If you use providers in service it will instantiate everytime when component get loaded, but if I use it in app.module, does service get instantiate everytime when component uses?
In angularJS (1.x) it’s working like a Singleton. Means there is only one instance which is shared by all components.
I don’t know Angular (2.x and up) but I strongly belief it’s working the same there. Please anyone correct me if this is wrong.
Afaik you will get an instance per module use, so if you use the service in 2 modules you would have 2 instances. If you put the service in its own module (not app. module) then you will have only one instance across the app.
No it doesn't. In Angular (2.x and up) if you use it in app.module, service will be instantiated only once and it will be used by all components that belongs to that module.
Speaking about Angular 2+ here:
Generally services are singletons, especially if you've only declared it as a provider in one place (module or component).
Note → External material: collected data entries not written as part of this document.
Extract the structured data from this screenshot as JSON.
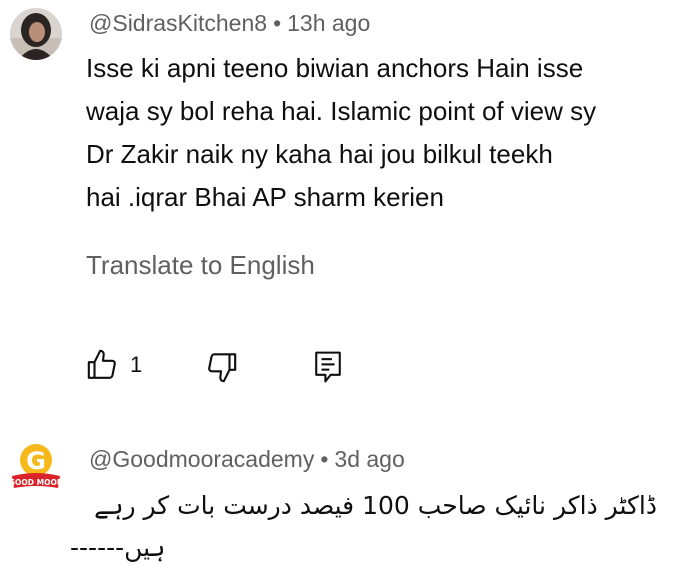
{
  "comments": [
    {
      "author": "@SidrasKitchen8",
      "time": "13h ago",
      "separator": "•",
      "text_lines": [
        "Isse ki apni teeno biwian anchors Hain isse",
        "waja sy bol reha hai. Islamic point of view sy",
        "Dr Zakir naik ny kaha hai jou bilkul teekh",
        "hai .iqrar Bhai AP sharm kerien"
      ],
      "translate_label": "Translate to English",
      "like_count": "1",
      "icons": [
        "like-icon",
        "dislike-icon",
        "reply-icon"
      ]
    },
    {
      "author": "@Goodmooracademy",
      "time": "3d ago",
      "separator": "•",
      "avatar_text": "GOOD MOON",
      "text_lines": [
        "ڈاکٹر ذاکر نائیک صاحب 100 فیصد درست بات کر رہے",
        "ہیں------"
      ]
    }
  ],
  "colors": {
    "primary_text": "#0f0f0f",
    "secondary_text": "#606060",
    "background": "#ffffff",
    "brand_yellow": "#f6b81a",
    "brand_red": "#d9252a"
  }
}
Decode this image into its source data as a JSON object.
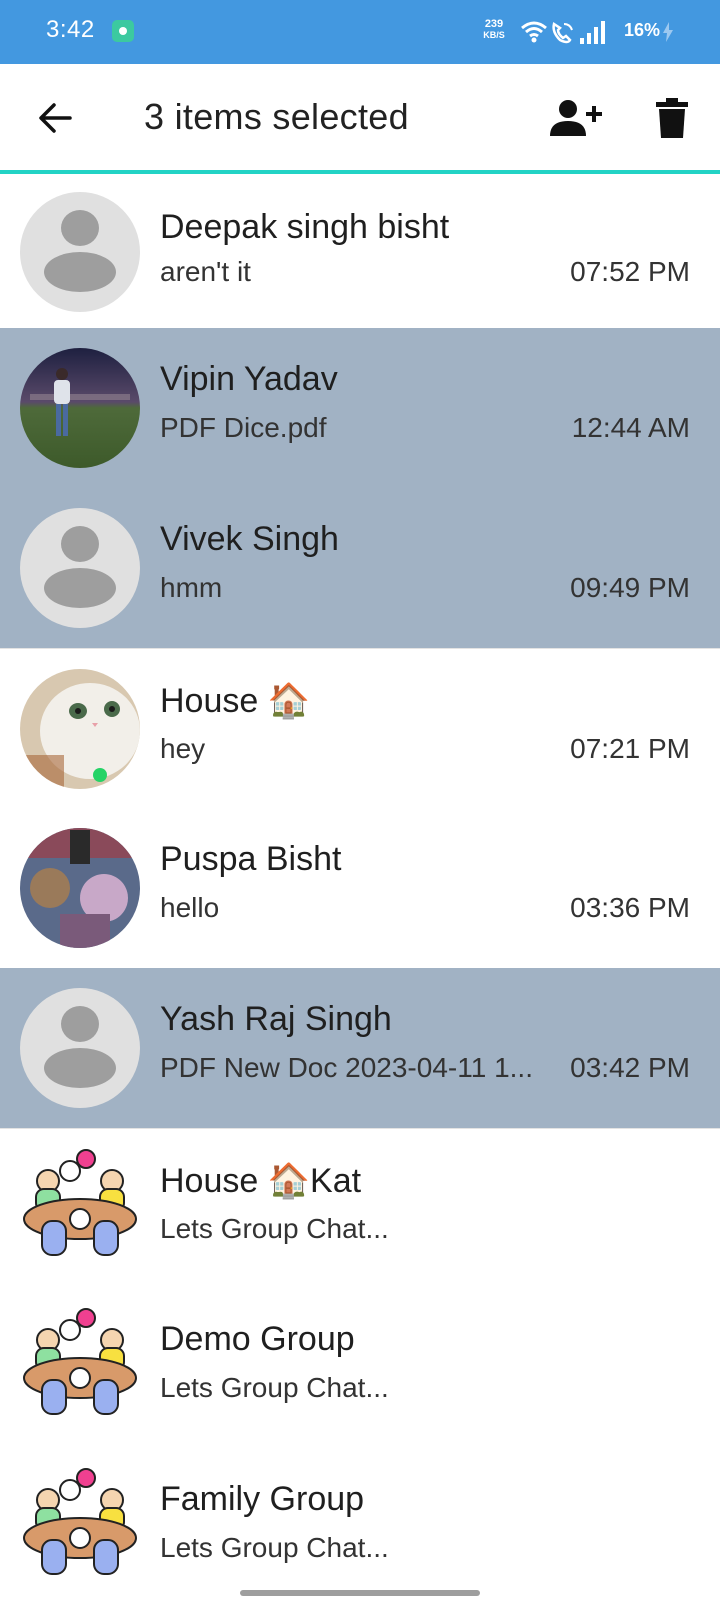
{
  "status_bar": {
    "time": "3:42",
    "network_speed_value": "239",
    "network_speed_unit": "KB/S",
    "battery": "16%",
    "icons": [
      "app-notification-icon",
      "wifi-icon",
      "wifi-call-icon",
      "signal-icon",
      "charging-bolt-icon"
    ]
  },
  "app_bar": {
    "title": "3 items selected",
    "actions": [
      "back-arrow-icon",
      "add-contact-icon",
      "trash-icon"
    ]
  },
  "chats": [
    {
      "name": "Deepak singh bisht",
      "preview": "aren't it",
      "time": "07:52 PM",
      "selected": false,
      "avatar": "default-person-avatar"
    },
    {
      "name": "Vipin Yadav",
      "preview": "PDF Dice.pdf",
      "time": "12:44 AM",
      "selected": true,
      "avatar": "photo-avatar"
    },
    {
      "name": "Vivek Singh",
      "preview": "hmm",
      "time": "09:49 PM",
      "selected": true,
      "avatar": "default-person-avatar"
    },
    {
      "name": "House 🏠",
      "preview": "hey",
      "time": "07:21 PM",
      "selected": false,
      "avatar": "photo-avatar"
    },
    {
      "name": "Puspa Bisht",
      "preview": "hello",
      "time": "03:36 PM",
      "selected": false,
      "avatar": "photo-avatar"
    },
    {
      "name": "Yash Raj Singh",
      "preview": "PDF New Doc 2023-04-11 1...",
      "time": "03:42 PM",
      "selected": true,
      "avatar": "default-person-avatar"
    },
    {
      "name": "House 🏠Kat",
      "preview": "Lets Group Chat...",
      "time": "",
      "selected": false,
      "avatar": "group-chat-avatar"
    },
    {
      "name": "Demo Group",
      "preview": "Lets Group Chat...",
      "time": "",
      "selected": false,
      "avatar": "group-chat-avatar"
    },
    {
      "name": "Family Group",
      "preview": "Lets Group Chat...",
      "time": "",
      "selected": false,
      "avatar": "group-chat-avatar"
    }
  ],
  "colors": {
    "status_bar": "#4398e0",
    "selected_row": "#a1b2c4",
    "app_bar_accent": "#22d3c5",
    "default_avatar_bg": "#e0e0e0",
    "default_avatar_fg": "#9e9e9e"
  }
}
However, Angular does feature a hierarchical injector system meaning each component has its own injector. These injectors can also have parent injectors. When an injector tries to resolve a provider, it will first look in its provider list. If its list defines the provider, the injector will use that one. Otherwise it will recursively traverse back up the injector hierarchy until it finds a reference.
Given that, there can be multiple instances of the same service in your app. For example if you were to declare a provider on a component class, every instance of that component would get its own service.
@Component({ selector: 'my-component', providers: [MyService] }) export class My component { constructor(service: MyService) { // service is unique for every component } }Generally it's not prudent to declare providers on components. It becomes really difficult to track down bugs when there are multiple instances of a service in play.